February 6th, 2004, 01:37 AM
(*ponders*) AngelicKnight brought up an interesting points. There are many other AIM clients out there. I'm not quite sure if the security hole is Windows, AIM network, or AIM client. Might be interesting to try some of the others. If it is, indeed, the client, definitely go for an open source client, now. They have the lowest amount of security risks, because everyone sees them. Google AIM +client. A good one I know of is gAIM.
Geek isn't just a four-letter word; it's a six-figure income.
February 6th, 2004, 02:34 PM
I think that Cybr1d may have a point with the spyware............not the marketing kind but the professional eavesdropping sort.

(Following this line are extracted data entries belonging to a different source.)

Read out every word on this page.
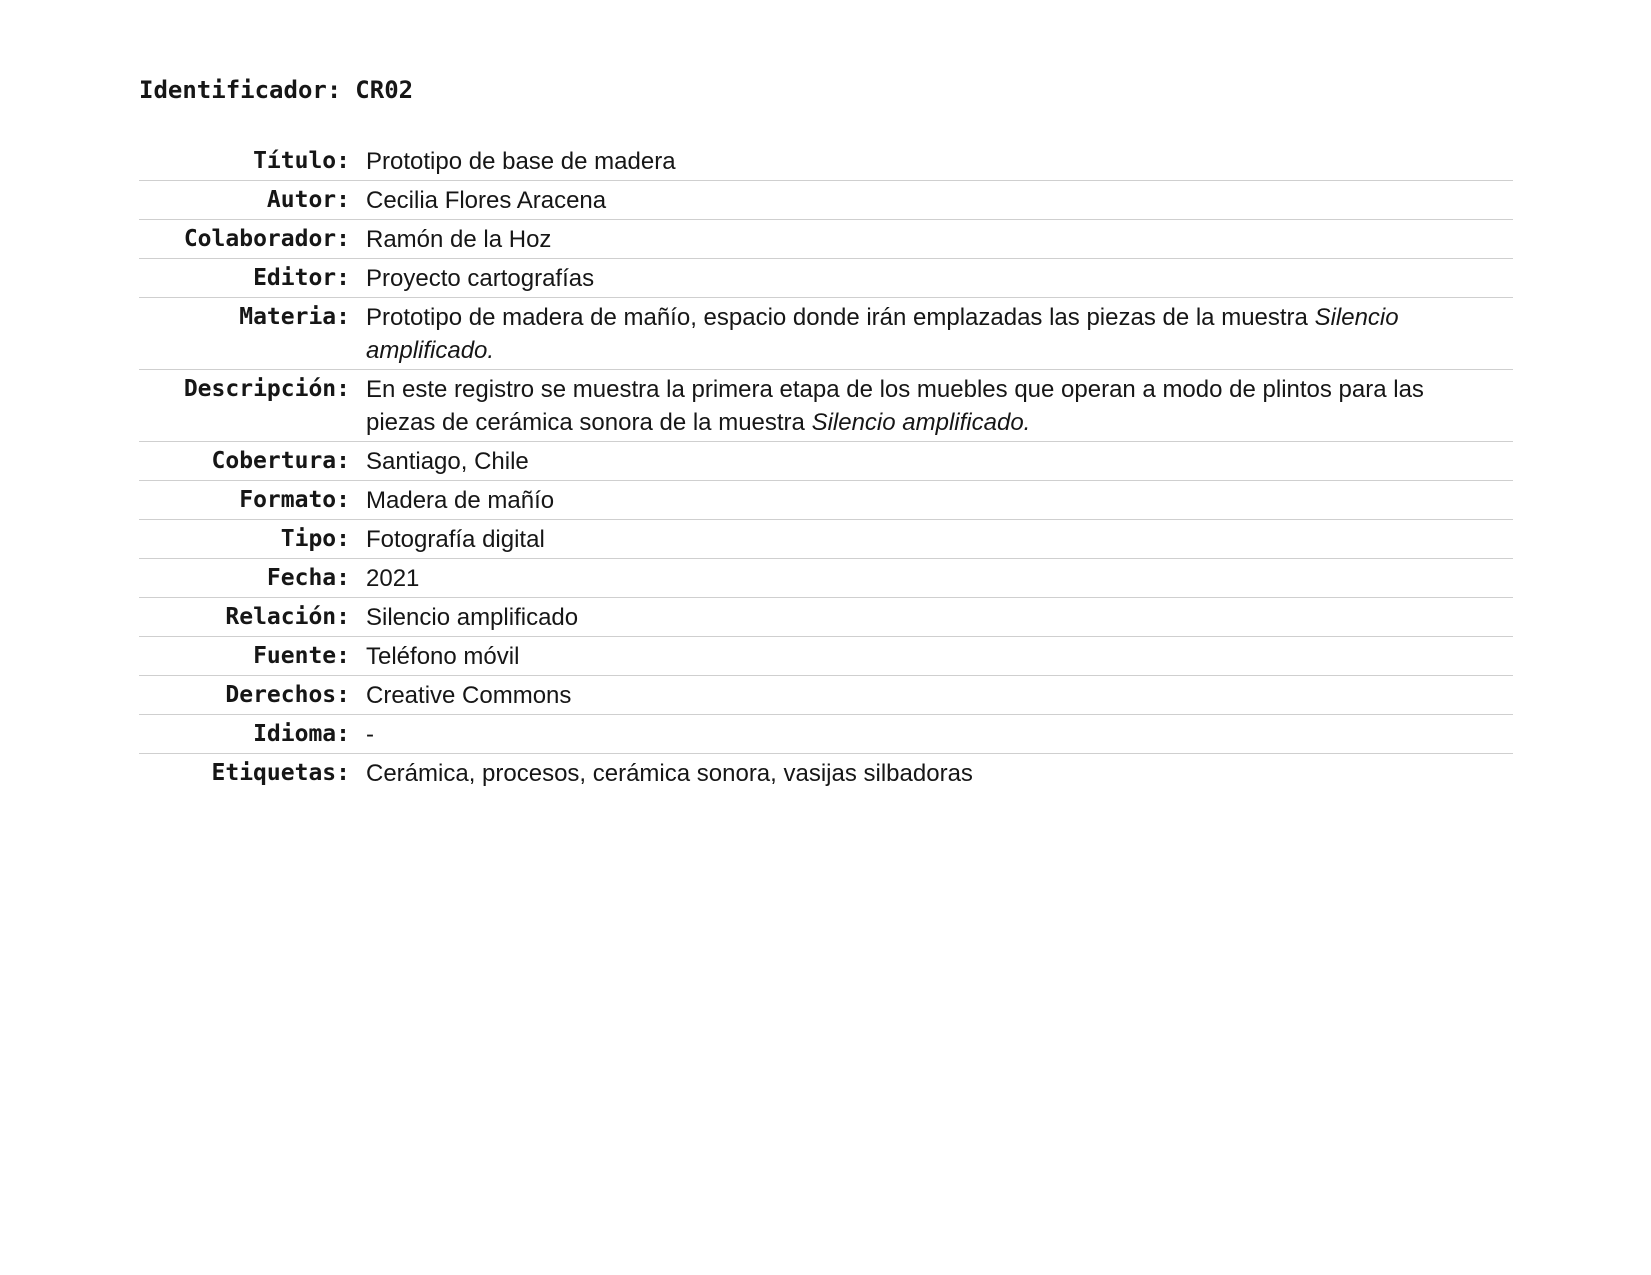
Identificador: CR02
Título: Prototipo de base de madera
Autor: Cecilia Flores Aracena
Colaborador: Ramón de la Hoz
Editor: Proyecto cartografías
Materia: Prototipo de madera de mañío, espacio donde irán emplazadas las piezas de la muestra Silencio amplificado.
Descripción: En este registro se muestra la primera etapa de los muebles que operan a modo de plintos para las piezas de cerámica sonora de la muestra Silencio amplificado.
Cobertura: Santiago, Chile
Formato: Madera de mañío
Tipo: Fotografía digital
Fecha: 2021
Relación: Silencio amplificado
Fuente: Teléfono móvil
Derechos: Creative Commons
Idioma: -
Etiquetas: Cerámica, procesos, cerámica sonora, vasijas silbadoras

There was one being spammed a while back called "LoverSpy" which claimed to forward P2P conversations and e-mails. I believe that there are similar applications available on the market.

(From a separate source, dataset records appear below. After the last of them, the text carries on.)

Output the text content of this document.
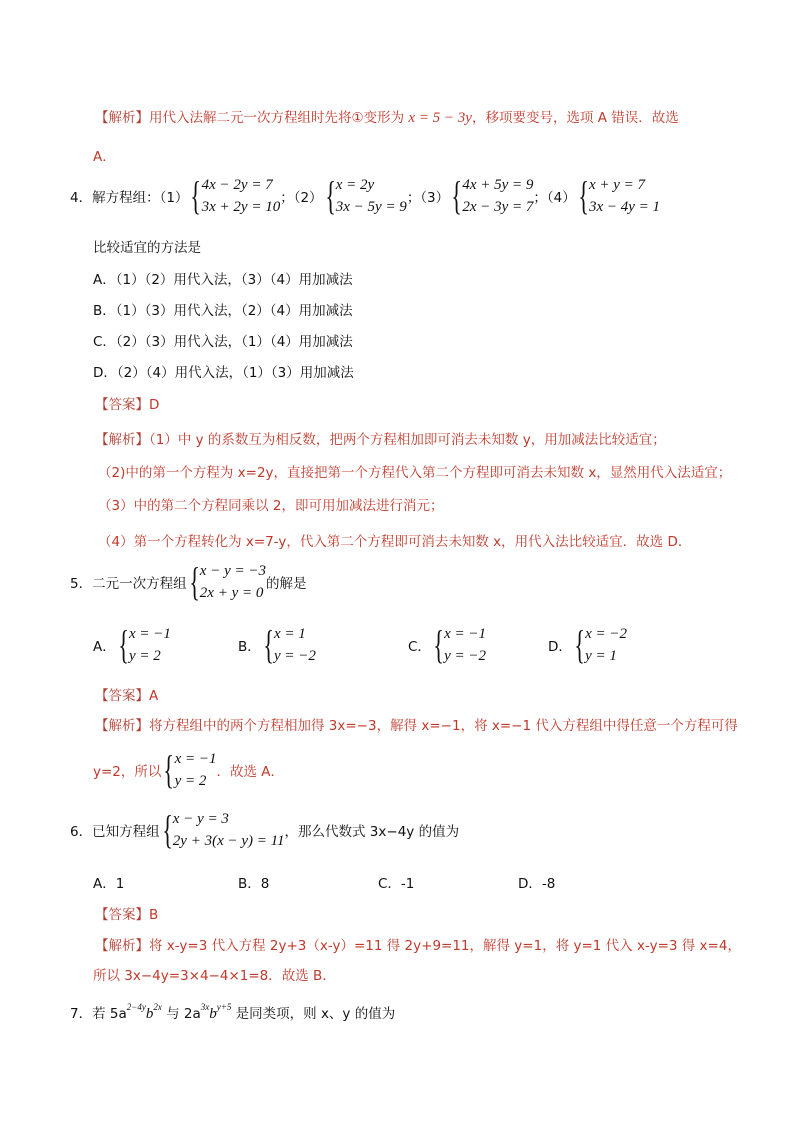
【解析】用代入法解二元一次方程组时先将①变形为 x = 5 − 3y，移项要变号，选项 A 错误．故选
A．
4． 解方程组：（1） { 4x − 2y = 7
3x + 2y = 10
；（2） { x = 2y
3x − 5y = 9
；（3） { 4x + 5y = 9
2x − 3y = 7
；（4） { x + y = 7
3x − 4y = 1
比较适宜的方法是
A．（1）（2）用代入法，（3）（4）用加减法
B．（1）（3）用代入法，（2）（4）用加减法
C．（2）（3）用代入法，（1）（4）用加减法
D．（2）（4）用代入法，（1）（3）用加减法
【答案】D
【解析】（1）中 y 的系数互为相反数，把两个方程相加即可消去未知数 y，用加减法比较适宜；
（2)中的第一个方程为 x=2y，直接把第一个方程代入第二个方程即可消去未知数 x，显然用代入法适宜；
（3）中的第二个方程同乘以 2，即可用加减法进行消元；
（4）第一个方程转化为 x=7-y，代入第二个方程即可消去未知数 x，用代入法比较适宜．故选 D．
5． 二元一次方程组 { x − y = −3
2x + y = 0
的解是
A． { x = −1
y = 2
B． { x = 1
y = −2
C． { x = −1
y = −2
D． { x = −2
y = 1
【答案】A
【解析】将方程组中的两个方程相加得 3x=−3，解得 x=−1，将 x=−1 代入方程组中得任意一个方程可得
y=2，所以 { x = −1
y = 2
．故选 A．
6． 已知方程组 { x − y = 3
2y + 3(x − y) = 11
，那么代数式 3x−4y 的值为
A．1	B．8	C．-1	D．-8
【答案】B
【解析】将 x-y=3 代入方程 2y+3（x-y）=11 得 2y+9=11，解得 y=1，将 y=1 代入 x-y=3 得 x=4，
所以 3x−4y=3×4−4×1=8．故选 B．
7．若 $5a^{2-4y}b^{2x}$ 与 $2a^{3x}b^{y+5}$ 是同类项，则 x、y 的值为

Unfortunately AdAware and SpyBot do not detect these, at least not when I ran a test on LoverSpy. I reported it to McAfee, who say that their product now does. If they still do an online scan you might both try that, or get a trial of the full product.
You also need a firewall that is blocking unauthorised outgoing connection attempts?
February 6th, 2004, 03:08 PM
Use Zone Alarm. If the scan and all that does not turn anything up. Reformat.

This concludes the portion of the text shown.